話が前後してしまいましたが、カイルとマリサがバーでお酒を飲む前の、リジー側のお話です。



 部屋に戻って少ししてから、リジーは<フォレスト>に電話をかけた。

 マリサからスーザン、シルビアまで心配してくれたようで、代わるがわる話をして、その度に大丈夫だと答えた。

 カイルの『いい加減休ませてやれ!!』という怒鳴り声が電話の奥から聞こえた。

 お大事にと言われ、電話は終わった。


 リジーは鏡を見て、長いため息を吐き出した。

 情けない包帯顔の自分が鏡に映る。さすがに落ち込む。


(どうして自分はうっかり者なんだろう。せっかくカイルさんの好意でヒルズの家を見せてもらったのに。舞い上がってしまって……。目先の事しか見えないただの馬鹿。好意を迷惑で返してしまった。お店も休むから、階段の時のように、またお店の人たちにも迷惑がかかる)


 リジーは額の痛みに眉をしかめた。


(そういえば、カイルさんのシャツを私の血で汚してしまったんだ。謝るのを忘れてた。あとでクリーニング代を出すか、弁償しなきゃ)


 いつも怖い印象で言葉もきついが、カイルが本当は優しい人なのだと、今回の事でリジーは再確認した気がした。

 トラックに乗ったときに、自分が落としたパンプスをわざわざ下に降りて、拾ってくれた。

 街路樹にぶつかってよろけた自分を受け止めてくれた。

 服に血が付くのを気にすることもなく、ずっと支えてくれていた。


(カイルさん、ありがとう)


 ベッドに横になり、クッションを抱きしめるが、さっぱり癒されなかった。

 額は痛いし、落ち込んでるし、寂しかった。


(まだこの時間にお母さんに電話したら、だめだよね。心配かけちゃう)


♢♢♢


 その日にかぎって客が次々と訪れて、ジョンはリジーの様子を見に行く余裕が全くなかった。
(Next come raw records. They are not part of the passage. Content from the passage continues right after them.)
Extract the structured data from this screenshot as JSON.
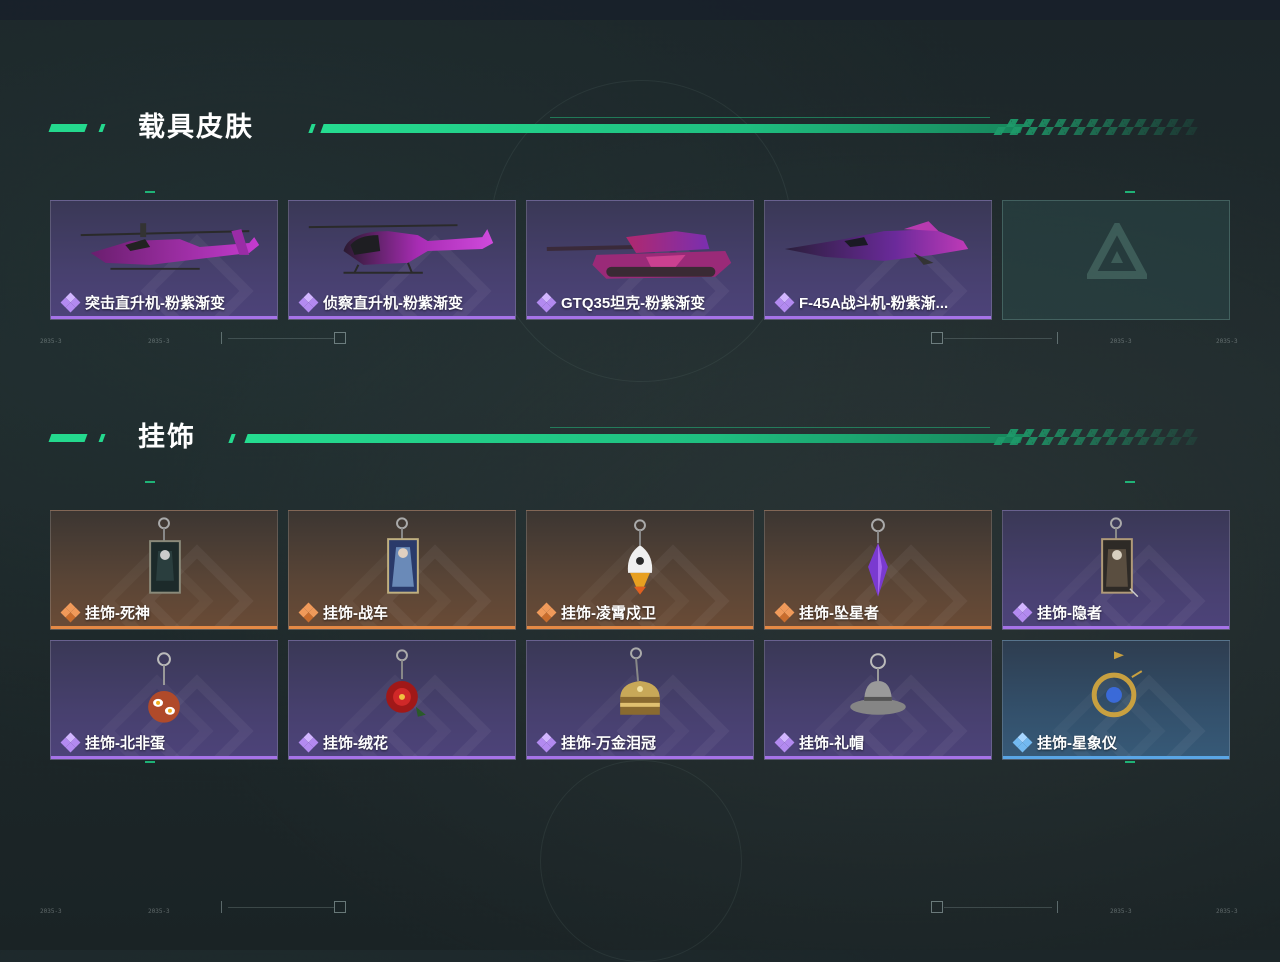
{
  "sections": [
    {
      "title": "载具皮肤"
    },
    {
      "title": "挂饰"
    }
  ],
  "vehicle_items": [
    {
      "label": "突击直升机-粉紫渐变",
      "rarity": "purple",
      "icon": "attack-helicopter-icon"
    },
    {
      "label": "侦察直升机-粉紫渐变",
      "rarity": "purple",
      "icon": "scout-helicopter-icon"
    },
    {
      "label": "GTQ35坦克-粉紫渐变",
      "rarity": "purple",
      "icon": "tank-icon"
    },
    {
      "label": "F-45A战斗机-粉紫渐...",
      "rarity": "purple",
      "icon": "fighter-jet-icon"
    }
  ],
  "charm_items_row1": [
    {
      "label": "挂饰-死神",
      "rarity": "orange",
      "icon": "reaper-card-charm-icon"
    },
    {
      "label": "挂饰-战车",
      "rarity": "orange",
      "icon": "chariot-card-charm-icon"
    },
    {
      "label": "挂饰-凌霄戍卫",
      "rarity": "orange",
      "icon": "rocket-guard-charm-icon"
    },
    {
      "label": "挂饰-坠星者",
      "rarity": "orange",
      "icon": "purple-crystal-charm-icon"
    },
    {
      "label": "挂饰-隐者",
      "rarity": "purple",
      "icon": "hermit-card-charm-icon"
    }
  ],
  "charm_items_row2": [
    {
      "label": "挂饰-北非蛋",
      "rarity": "purple",
      "icon": "shakshuka-charm-icon"
    },
    {
      "label": "挂饰-绒花",
      "rarity": "purple",
      "icon": "red-flower-charm-icon"
    },
    {
      "label": "挂饰-万金泪冠",
      "rarity": "purple",
      "icon": "golden-crown-charm-icon"
    },
    {
      "label": "挂饰-礼帽",
      "rarity": "purple",
      "icon": "fedora-hat-charm-icon"
    },
    {
      "label": "挂饰-星象仪",
      "rarity": "blue",
      "icon": "astrolabe-charm-icon"
    }
  ],
  "frame_labels": [
    "2035-3",
    "2035-3",
    "2035-3",
    "2035-3"
  ],
  "colors": {
    "accent_green": "#24d98e",
    "rarity_purple": "#a673e8",
    "rarity_orange": "#e58945",
    "rarity_blue": "#5aa6e6"
  }
}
 最後の客の応対が終わったころには外は暗くなり、店を閉める時間になっていた。

 リジーは大丈夫だっただろうか。


 まずはリジーの部屋へ行こうとジョンが店のドアに向かうと、白い亡霊のようなものが見えた。


「!?」


 すぐにリジーだとわかる。ラフな部屋着に白いカーディガンを羽織っている。

 それに白い包帯を巻いているからか。でもさすがに少し驚いた。


「リジー、具合はどう? ごめん、忙しくて様子を見に行けなかった」

「ううん。来ちゃってごめんね、ちょっと痛くて。少し一緒にいても良い?」


 顔を見られたくないのか、リジーは俯いたまま言った。


「いいよ。おいで……」


 軽く頭を撫でる。2度めともなると、不安にもなるだろう。

 昼間の元気はなかった。


「店を閉めるからもう少しだけ待っていて」


 ジョンは、リジーをソファに座らせた。

 そして、ランプのあかりをひとつだけ残して消して回った。


♢♢♢


 リジーは心細さに負け、とうとうジョンを頼ってしまった。

 ジョンに『おいで』と優しく頭を撫でられたときは、すごく安心した。

 そしてジョンの腕に支えられ部屋の前まで来ると、また寂しくなった。

 もっと一緒にいたかったが、ジョンも疲れているのにそんなわがままは言えない。


「夕飯は何か食べた?」

「ううん、食欲なくて……」

「少しでも何か食べたほうが良いんだけどな。食料はある?」

「あまり。いつも常備しているジャガイモと人参と玉ねぎがあるくらい」

「そうか。じゃあ、待ってて」


 ジョンは自分の部屋へ行くと、何かが入っていそうな紙袋を持ってすぐ戻って来た。


「少しだけ部屋にお邪魔してキッチンを借りてもいいかな。リジーの常備野菜とこの袋の中の物で、スープを作るよ」

「スープ? 作れるの!?」

「意外?」

「うん」

「これでも簡単な料理ならできるよ。母親が仕事で遅い時は、僕が食事を用意してたから」

「すごい。嬉しい! ありがとう」


 キッチンはきれいにしているが、逆に料理していないと思われそうだとリジーは恥ずかしくなった。事実あまりしていない。

 ジョンに促され、ベッドに横になっていたリジーは、小気味よい材料を刻む音や炒める音、鍋の蓋のあたる金属音に安心して、うとうとしていた。


(ここは実家だっけ? お母さん? 良い香りがする。おでこには痛みがあるけど、幸せな……音と匂い……)


「リジー、起きてる? さあ、できたよ、スープ。少しだけでも食べて」

「お母さんじゃない、ジョン!?」


 リジーは丸い瞳を見開いて瞬きした。


「なに驚いてるの?」


 ジョンが面白いものでも見たように、明るく微笑んでいる。


「スープ、良い匂い! 幸せの匂いがするよ」


 リジーは少し元気が湧いて来るのを感じた。


「幸せの?」

「一緒に食べていってくれるでしょう?」

「……きみがそうしたいなら」

 

 ジョンとテーブルを囲む。リジーは嬉しくなった。

 ジョンの幸せのスープは、トマトとコンソメ味で、ショートパスタが入っていた。さいころ大に刻んだベーコンとジャガイモ、人参、玉ねぎが柔らかく煮込んである。


「すごく美味しい。ジョン、すごい!」


 リジーはふうふうと熱いスープを冷ましながら、じっくり味わった。


「よかった。久しぶりに作った。サムが熱を出して、ふらふらでやって来た時以来かな。自分の家の方が近いくせにあいつ、わざわざ僕の部屋に来た」

「辛い時は誰かのそばにいると安心するもんね」

「それから熱が下がらなくて3日間も僕のベッドを占領したんだ、あいつは」

「ジョンはその間どこで寝たの?」

「店のソファ……。さすがに3日はきつい」


 リジーは額の痛みを忘れてクスクスと笑った。

 この街に来て、初めて心温まる手料理を食べた。

 美味しいスープで幸せな気持ちになる。復活できそうだった。


(ジョンのお嫁さんになる人は幸せだな……)


 ふと、そんなことが頭に浮かんで、胸の奥にチクリと痛みが走る。


「痛むの?」


 眉を寄せたリジーを見て、ジョンが心配そうにきいてくる。


「胸が……」

「え?」

「ううん、大丈夫だよ」


 慌てて誤魔化した。


(胸が痛いなんて……益々ジョンに心惹かれている。スーザンには突き進んだらと応援されたけど、きっと、私はジョンにとっては恋愛の対象外。迷惑ばかりかけている妹のような存在に違いないよね。実際、そんな目で見られているような気がするし)


 ジョンと至近距離で目が合う。リジーは、この状況が急に恥ずかしくなり顔を伏せた。

 優しく微笑まれた深い眼差しが、リジーの脳裏から離れなくなっていた。